Technically named the Compassionate Medical Cannabis Act of 2014, the law made legal the use of Charlotte’s Web, a low-THC, high-cannabidiol strain of marijuana, by patients suffering from epilepsy, ALS, and cancer.
Problems stem from an increase in the associated costs with running the medical marijuana industry, and Florida law requires the state government to “ratify rules that cost in excess of $1 million over five years.”
Office of Compassionate Use Director Patricia Nelson told the PNJ that she does anticipate the costs for the medical marijuana businesses to operate to top the $1 million mark, requiring state ratification.
Earlier this year, a judge agreed with a Miami-based farm and others that “objected to the Department of Health’s proposed use of a lottery to pick the licenses”, which resulted in this delay.

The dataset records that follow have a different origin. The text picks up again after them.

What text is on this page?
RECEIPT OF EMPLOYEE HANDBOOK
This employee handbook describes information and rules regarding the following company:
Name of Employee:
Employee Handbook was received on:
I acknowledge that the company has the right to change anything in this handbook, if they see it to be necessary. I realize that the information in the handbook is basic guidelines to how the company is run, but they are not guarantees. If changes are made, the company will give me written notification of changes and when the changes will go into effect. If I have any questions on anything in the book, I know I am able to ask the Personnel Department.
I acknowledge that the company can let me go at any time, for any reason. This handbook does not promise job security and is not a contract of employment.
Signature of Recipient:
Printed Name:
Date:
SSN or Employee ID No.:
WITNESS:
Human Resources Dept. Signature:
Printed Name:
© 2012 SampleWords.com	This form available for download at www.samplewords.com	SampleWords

While patients in Florida wait for access to the much needed Charlotte’s Web, across the state line in Georgia, the first participants in a clinical trial of Epidiolex, an experimental drug which also contains cannabidiol, are beginning to receive treatment.
Unlike Florida, Georgia’s law, a bill to allow the use of the drug in children suffering from specific illnesses, did not make it through the state legislature. The trial was approved by Gov. Nathan deal, Medical Daily reported.
“No one with a heart could hear the stories of these children and their patients and not want to exhaust every possibility to provide them with the treatment they need to combat this debilitating condition,” Gov. Deal told ABC News.
One of the children in these trials is Preston Weaver, a 7-year old with Lennox-Gastaut syndrome – a form of epilepsy that has left him unable to walk, talk, or see.
Valarie Weaver, Preston’s mother, told ABC News that even though Preston has been chosen for the trial, she still plans to campaign for the legislation.
“Preston and I are still going to fight for all the other [children] too,” Weaver said. “We need to be there until this becomes legal and every child in this state has the option for this treatment if they need it.”
Hopefully families like the Weavers won’t have to fight too long. The results that families in states where these types of medical marijuana are legal have seen are astounding.
The Figgi’s, whose daughter the strain is named after, saw their child suffering from multiple grand mal seizures a day, and unable to walk, talk, or feed herself. After beginning treatment with Charlotte’s Web, her seizures decreased dramatically, and Charlotte regained her motor skills and even learned to ride a bike.
As of June, 23 states had legalized cannabis for medical use, with Alaska and Oregon becoming the third and fourth to legalize recreational adult use of marijuana this past November.